What big data leaks tell us about the future of journalism — and its past

This article was first published in the Internet Policy Review

The Panama Papers have been described as “biggest leak in the history of data journalism” with approximately 11.5 million documents provided by an anonymous source to the German newspaper Süddeutsche Zeitung. For all the things that made the Panama Papers exceptional, they also represent the latest step in a development that roughly started in 2010, when WikiLeaks cooperated with The New York Times, The Guardian and Der Spiegel to publish the Afghan war logs. Compared to the Panama Papers, this leak was tiny: a spreadsheet with 92.201 rows describing military events (Rogers, 2011). However, its release initiated a pattern that has been replicated in almost every major leak that followed. When we compare the Afghan war logs with the Panama Papers, one of the most interesting aspects is not what has changed, but what has not changed. With the exception of the Snowden leaks (where things worked out slightly differently), every major leak since the Afghan war logs included:

  1. An anonymous source providing the leak using encrypted channels.
  2. An independent organisation (then WikiLeaks, now the International Consortium of Investigative Journalists — ICIJ) which acts as a mediator that gives exclusive access to the leak to selected newsrooms in different countries and facilitates their collaboration.
  3. Subsequently a cross-national collaboration with each newspaper covering aspects interesting for their national audiences, combined with a simultaneous, international release date of the coverage to ensure greater (international) impact.
  4. Because the leaks are relatively huge, newsrooms are challenged to employ and advance data journalism techniques to be able to analyse the data, filter out relevant aspects, and tell stories.

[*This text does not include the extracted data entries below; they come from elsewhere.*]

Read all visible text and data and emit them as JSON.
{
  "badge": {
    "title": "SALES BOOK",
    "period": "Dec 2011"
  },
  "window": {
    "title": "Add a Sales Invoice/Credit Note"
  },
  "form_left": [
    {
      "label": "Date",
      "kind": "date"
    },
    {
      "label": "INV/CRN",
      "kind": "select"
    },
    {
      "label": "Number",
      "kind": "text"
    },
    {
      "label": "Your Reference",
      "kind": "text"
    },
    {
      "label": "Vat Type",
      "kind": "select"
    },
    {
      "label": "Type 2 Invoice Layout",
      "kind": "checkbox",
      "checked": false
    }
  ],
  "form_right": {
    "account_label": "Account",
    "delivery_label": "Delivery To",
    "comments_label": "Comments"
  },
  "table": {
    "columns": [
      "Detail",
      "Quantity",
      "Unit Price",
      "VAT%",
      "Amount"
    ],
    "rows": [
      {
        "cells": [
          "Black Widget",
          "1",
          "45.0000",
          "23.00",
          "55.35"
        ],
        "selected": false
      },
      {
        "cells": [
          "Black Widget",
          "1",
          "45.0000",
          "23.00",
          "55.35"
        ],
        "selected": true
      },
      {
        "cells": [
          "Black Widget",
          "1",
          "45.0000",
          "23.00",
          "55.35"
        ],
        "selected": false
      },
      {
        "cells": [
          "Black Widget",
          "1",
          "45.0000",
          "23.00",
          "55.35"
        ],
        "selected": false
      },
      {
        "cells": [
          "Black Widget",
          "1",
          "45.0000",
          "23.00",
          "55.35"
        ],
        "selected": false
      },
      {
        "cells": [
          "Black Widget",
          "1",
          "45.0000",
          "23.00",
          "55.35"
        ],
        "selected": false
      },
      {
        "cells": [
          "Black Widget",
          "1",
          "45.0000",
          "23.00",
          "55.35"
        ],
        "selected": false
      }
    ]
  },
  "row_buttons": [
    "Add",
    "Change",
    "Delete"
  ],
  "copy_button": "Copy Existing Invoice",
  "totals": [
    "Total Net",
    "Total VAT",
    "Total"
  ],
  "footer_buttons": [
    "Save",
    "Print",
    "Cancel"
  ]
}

When, in 2010, WikiLeaks was at its ‘peak’ with the release of the war logs and the ‘Cablegate’, there were lots of debates about its relationship with journalism. Is or was WikiLeaks a journalistic institution, or merely a ‘source’ for traditional journalists? I suggest the Panama Papers have demonstrated that Beckett was right when he pointed out that this debate was “really a debate about what journalism is or is becoming. Instead of asking whether WikiLeaks is journalism or not, we should ask ‘what kind of journalism is WikiLeaks creating?’ The challenge to the rest of journalism is to come up with something as good if not better” (2011, emphasis added). In many ways, the work and discourse around the Panama Papers read as just that: an attempt not to copy WikiLeaks, but to adapt the practices listed above while simultaneously maintaining and expanding long-standing journalistic practices and identities.

‘Normalising’ leaking

More obviously, news media have adopted technologies similar to what WikiLeaks has provided. This is best illustrated by SecureDrop, a whistleblower submission system developed by the Freedom of the Press Foundation. More generally, there is growing awareness of online security and an adoption of encryption tools among journalists. A few years ago, Glenn Greenwald (2014) almost missed one of the most significant leaks in history because he didn’t want to bother with PGP email encryption. During the Panama Papers investigations, a wide range of different tools have been used to secure the whistleblower, the leak itself and the ongoing investigation — on a scale that was hard to imagine just five years ago. Moreover, WikiLeaks’ role as a mediator that organises access and collaborations has been taken up by the ICIJ, a journalistic organisation that has been around much longer than WikiLeaks. Different to WikiLeaks, it did not just provide (exclusive) access to the leak, but also developed tools and platforms that help journalists cooperate on a much larger scale. Beyond the adoption and development of new technologies, journalists have also integrated leaking into their traditional working routines and ethics. This has been most visible in the debate over the release of raw documents. From the beginning, transparency advocates — and WikiLeaks in particular — were disappointed because Süddeutsche Zeitung and the ICIJ refused to release the ‘raw’, unedited documents in full, so that others would be able to carry-out their own investigation. Doing so, they argued, would breach the law and be unethical:​

We are not going to release the raw data and we have valid reasons to do so. The source decided to give the data to journalists and not, f.e., to Wikileaks. As journalists, we have to protect our source…And as responsible journalists we also stick to certain ethical rules: You dont [sic] harm the privacy of people, who are not in the public eye. (Source)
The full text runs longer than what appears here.